From an initial group of nearly 2.7 million, the study included approximately 180,000 acetaminophen users and 400,000 non-users in this UK population of adults 65 years and older.  Acetaminophen use was associated with an increased risk of peptic ulcer bleeding (aHR 1.24), uncomplicated peptic ulcers (aHR 1.20), lower gastrointestinal bleeding (aHR 1.36), heart failure (aHR 1.09), hypertension (aHR 1.07), and chronic kidney disease (aHR 1.19), compared to the unexposed participants not on acetaminophen.  In the dose-response analysis, association between developing peptic ulcer bleed, uncomplicated ulcers, and chronic renal failure increased with number of acetaminophen prescriptions.  In the OA subgroup, acetaminophen exposure was also associated with increased incidence of lower GI bleeding (aHR 1.20), hypertension (aHR 1.06), and chronic renal failure (aHR 1.15), compared to those with OA not on acetaminophen.

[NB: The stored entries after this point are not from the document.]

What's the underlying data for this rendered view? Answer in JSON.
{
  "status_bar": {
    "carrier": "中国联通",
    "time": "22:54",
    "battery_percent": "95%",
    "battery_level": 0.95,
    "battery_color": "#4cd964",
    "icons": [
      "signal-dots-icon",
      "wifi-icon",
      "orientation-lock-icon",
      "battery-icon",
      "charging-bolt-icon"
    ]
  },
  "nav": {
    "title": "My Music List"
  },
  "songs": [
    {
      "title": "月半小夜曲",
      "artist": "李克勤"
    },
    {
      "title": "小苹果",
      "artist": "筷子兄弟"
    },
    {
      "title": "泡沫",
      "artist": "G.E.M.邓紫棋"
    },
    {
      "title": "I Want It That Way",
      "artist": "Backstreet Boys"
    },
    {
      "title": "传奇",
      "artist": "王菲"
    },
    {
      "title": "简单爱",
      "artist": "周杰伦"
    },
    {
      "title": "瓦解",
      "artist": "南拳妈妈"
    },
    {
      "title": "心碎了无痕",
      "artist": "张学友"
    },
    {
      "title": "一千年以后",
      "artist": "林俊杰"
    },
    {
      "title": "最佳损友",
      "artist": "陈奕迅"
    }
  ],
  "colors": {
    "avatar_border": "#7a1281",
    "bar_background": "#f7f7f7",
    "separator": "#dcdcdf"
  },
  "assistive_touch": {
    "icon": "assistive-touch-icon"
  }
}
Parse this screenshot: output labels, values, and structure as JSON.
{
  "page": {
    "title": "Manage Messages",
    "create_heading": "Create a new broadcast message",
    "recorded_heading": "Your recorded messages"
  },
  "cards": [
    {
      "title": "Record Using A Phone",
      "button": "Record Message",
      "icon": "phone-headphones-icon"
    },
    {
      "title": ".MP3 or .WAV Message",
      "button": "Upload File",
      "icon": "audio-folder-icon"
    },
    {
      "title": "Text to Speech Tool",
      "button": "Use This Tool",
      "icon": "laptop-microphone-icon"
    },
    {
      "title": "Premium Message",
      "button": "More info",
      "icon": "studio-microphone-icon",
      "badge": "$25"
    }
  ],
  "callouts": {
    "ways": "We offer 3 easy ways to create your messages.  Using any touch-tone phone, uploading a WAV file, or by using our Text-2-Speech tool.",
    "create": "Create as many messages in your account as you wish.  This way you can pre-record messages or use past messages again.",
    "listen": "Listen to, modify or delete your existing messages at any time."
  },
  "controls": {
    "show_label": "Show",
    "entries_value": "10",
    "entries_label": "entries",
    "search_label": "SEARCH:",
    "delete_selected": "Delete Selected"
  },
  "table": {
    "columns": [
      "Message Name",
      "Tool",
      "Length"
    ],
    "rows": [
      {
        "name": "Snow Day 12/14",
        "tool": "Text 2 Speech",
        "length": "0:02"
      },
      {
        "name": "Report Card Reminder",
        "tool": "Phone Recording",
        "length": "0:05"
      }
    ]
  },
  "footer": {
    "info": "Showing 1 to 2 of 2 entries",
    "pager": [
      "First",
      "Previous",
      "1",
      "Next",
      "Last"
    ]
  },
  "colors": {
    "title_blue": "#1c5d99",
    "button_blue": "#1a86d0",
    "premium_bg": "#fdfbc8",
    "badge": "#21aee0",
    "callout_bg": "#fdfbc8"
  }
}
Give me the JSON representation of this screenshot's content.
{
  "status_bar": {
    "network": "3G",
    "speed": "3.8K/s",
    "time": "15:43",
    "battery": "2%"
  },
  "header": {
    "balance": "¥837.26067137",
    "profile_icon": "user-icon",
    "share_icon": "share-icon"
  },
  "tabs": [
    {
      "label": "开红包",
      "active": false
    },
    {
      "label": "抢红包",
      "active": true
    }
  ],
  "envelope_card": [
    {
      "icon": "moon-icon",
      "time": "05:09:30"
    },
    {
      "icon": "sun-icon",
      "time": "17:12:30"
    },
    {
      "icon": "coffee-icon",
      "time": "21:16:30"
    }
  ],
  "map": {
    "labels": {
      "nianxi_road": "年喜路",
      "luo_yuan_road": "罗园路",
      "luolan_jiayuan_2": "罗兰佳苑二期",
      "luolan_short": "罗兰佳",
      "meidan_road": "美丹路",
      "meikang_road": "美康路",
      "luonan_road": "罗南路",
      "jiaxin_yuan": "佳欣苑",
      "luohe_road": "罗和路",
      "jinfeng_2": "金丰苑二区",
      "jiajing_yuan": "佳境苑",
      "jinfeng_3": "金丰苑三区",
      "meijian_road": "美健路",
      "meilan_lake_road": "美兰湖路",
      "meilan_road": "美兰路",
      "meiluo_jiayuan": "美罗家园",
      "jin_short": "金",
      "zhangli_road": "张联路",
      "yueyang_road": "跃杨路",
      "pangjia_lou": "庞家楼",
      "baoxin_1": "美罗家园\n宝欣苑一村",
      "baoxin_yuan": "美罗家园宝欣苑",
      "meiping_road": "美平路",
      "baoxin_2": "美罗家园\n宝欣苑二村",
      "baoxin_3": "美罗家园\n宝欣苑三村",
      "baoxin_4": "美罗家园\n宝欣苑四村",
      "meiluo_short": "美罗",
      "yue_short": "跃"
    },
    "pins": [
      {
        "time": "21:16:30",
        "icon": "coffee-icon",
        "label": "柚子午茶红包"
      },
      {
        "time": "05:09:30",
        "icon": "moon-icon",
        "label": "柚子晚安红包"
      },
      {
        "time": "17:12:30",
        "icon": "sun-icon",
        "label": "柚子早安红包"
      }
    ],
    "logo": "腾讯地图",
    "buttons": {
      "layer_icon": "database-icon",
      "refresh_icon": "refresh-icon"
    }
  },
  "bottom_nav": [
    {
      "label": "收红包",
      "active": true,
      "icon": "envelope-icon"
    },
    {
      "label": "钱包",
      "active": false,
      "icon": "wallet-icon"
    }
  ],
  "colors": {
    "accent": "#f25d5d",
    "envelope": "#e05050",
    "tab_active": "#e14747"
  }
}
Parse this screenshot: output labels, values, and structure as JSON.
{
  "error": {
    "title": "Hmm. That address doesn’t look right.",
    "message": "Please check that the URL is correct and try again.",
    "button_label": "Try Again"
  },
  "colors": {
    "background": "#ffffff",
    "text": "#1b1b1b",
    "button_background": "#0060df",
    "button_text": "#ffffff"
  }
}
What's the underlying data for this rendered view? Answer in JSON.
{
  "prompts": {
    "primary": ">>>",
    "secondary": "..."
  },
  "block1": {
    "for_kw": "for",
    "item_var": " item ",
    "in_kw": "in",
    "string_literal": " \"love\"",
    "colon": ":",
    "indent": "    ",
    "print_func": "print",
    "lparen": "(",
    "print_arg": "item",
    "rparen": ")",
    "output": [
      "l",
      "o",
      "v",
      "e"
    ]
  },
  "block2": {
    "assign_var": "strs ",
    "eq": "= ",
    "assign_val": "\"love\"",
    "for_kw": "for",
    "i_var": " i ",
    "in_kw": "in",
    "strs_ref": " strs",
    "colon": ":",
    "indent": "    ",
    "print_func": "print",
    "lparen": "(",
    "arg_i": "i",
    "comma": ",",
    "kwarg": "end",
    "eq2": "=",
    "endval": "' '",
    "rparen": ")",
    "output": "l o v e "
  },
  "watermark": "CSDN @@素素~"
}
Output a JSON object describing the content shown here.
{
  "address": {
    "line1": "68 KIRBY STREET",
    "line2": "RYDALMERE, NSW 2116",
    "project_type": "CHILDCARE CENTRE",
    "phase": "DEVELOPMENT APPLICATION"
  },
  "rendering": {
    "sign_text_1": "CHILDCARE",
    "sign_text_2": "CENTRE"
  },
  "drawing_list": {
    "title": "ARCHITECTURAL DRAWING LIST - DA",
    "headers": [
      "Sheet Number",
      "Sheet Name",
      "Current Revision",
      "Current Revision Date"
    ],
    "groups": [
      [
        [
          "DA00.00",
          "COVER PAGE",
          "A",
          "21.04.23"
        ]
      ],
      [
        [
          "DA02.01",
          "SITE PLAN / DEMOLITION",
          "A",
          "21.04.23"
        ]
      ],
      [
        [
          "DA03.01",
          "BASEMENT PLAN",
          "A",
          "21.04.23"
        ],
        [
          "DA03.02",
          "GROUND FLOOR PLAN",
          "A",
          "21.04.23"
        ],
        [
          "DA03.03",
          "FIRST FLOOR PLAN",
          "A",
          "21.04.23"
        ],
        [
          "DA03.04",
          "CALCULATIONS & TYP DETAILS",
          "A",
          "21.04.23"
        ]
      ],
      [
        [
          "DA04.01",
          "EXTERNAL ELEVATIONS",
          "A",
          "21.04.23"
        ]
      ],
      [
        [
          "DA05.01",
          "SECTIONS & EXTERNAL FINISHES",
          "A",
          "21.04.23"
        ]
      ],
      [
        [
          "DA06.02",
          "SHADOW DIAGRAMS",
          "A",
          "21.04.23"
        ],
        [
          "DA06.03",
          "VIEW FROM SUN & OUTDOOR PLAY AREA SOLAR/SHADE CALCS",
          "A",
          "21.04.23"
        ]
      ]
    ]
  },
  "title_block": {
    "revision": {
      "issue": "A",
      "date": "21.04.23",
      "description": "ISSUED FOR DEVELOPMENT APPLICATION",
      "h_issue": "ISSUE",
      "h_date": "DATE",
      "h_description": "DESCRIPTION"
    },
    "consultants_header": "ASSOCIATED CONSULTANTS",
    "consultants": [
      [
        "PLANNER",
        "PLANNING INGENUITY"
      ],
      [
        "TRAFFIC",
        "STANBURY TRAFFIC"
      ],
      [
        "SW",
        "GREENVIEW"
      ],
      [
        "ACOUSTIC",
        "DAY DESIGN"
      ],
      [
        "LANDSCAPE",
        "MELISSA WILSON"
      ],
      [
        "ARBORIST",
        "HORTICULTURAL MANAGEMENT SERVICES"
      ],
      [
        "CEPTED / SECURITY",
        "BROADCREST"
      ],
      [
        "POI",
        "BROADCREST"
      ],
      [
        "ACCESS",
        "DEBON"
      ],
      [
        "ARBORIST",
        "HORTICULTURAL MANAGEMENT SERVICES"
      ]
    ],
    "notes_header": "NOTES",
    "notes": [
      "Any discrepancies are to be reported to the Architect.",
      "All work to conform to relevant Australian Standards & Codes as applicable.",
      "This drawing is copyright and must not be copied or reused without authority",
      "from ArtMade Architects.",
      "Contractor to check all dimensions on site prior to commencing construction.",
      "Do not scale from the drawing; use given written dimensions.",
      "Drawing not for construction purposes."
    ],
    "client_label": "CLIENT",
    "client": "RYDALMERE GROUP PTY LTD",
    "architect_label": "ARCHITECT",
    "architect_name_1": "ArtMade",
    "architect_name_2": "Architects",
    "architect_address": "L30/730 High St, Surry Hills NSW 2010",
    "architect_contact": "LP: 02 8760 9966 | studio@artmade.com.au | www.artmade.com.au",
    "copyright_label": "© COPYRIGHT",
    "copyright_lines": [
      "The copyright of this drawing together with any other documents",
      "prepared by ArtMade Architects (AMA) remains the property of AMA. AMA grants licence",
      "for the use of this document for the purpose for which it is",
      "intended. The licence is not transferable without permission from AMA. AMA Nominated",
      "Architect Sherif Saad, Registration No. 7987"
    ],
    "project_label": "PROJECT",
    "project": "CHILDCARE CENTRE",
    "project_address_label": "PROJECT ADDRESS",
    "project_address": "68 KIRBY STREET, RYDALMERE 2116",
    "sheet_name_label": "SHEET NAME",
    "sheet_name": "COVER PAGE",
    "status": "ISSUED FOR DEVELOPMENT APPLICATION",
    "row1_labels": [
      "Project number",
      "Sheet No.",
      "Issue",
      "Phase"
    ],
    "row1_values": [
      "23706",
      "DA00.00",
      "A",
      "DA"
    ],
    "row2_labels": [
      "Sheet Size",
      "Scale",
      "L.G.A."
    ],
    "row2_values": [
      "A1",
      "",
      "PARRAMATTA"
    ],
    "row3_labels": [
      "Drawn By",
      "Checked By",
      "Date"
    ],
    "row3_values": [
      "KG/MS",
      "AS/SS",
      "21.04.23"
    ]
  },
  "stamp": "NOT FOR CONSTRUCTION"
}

This novel study demonstrated acetaminophen use was associated with increased incidence of gastrointestinal, cardiovascular and renal adverse side effects.  The authors argue the association is strong with robust evidence, given similar risk was observed across different models and subgroup analyses.  They note most randomized controlled trials of acetaminophen may not have found these adverse effects due to trials designed for efficacy (not adverse events), solely report short-term effects, and had healthier and younger participants.  The precise mechanism by how acetaminophen may result in these adverse events is not entirely clear.  Finally, there are some limitations to the study, including (1) potential unknown confounders, (2) the selection of an older age group at higher risk of GI, CV and renal adverse events at baseline, and (3) the fact acetaminophen is often used episodically for varied indications, making “users” difficult to define.

Ultimately, the authors conclude this population-based cohort study provides robust evidence of potential safety concerns of acetaminophen use in older adults.  While the incidence of side effects with acetaminophen may be lower than that of NSAIDs, the authors suggest that we should still challenge whether acetaminophen is retained as first-line oral analgesic for conditions like osteoarthritis, given the potential adverse effect profile and unclear efficacy.

References:

[1] Kaur J, Nakafero G, Abhishek A et al. Incidence of side effects associated with acetaminophen in people aged 65 years or more: a prospective cohort study using data from the Clinical Practice Research Datalink. AC&R.  Novemeber 2024; doi: 10.1002/acr.25471.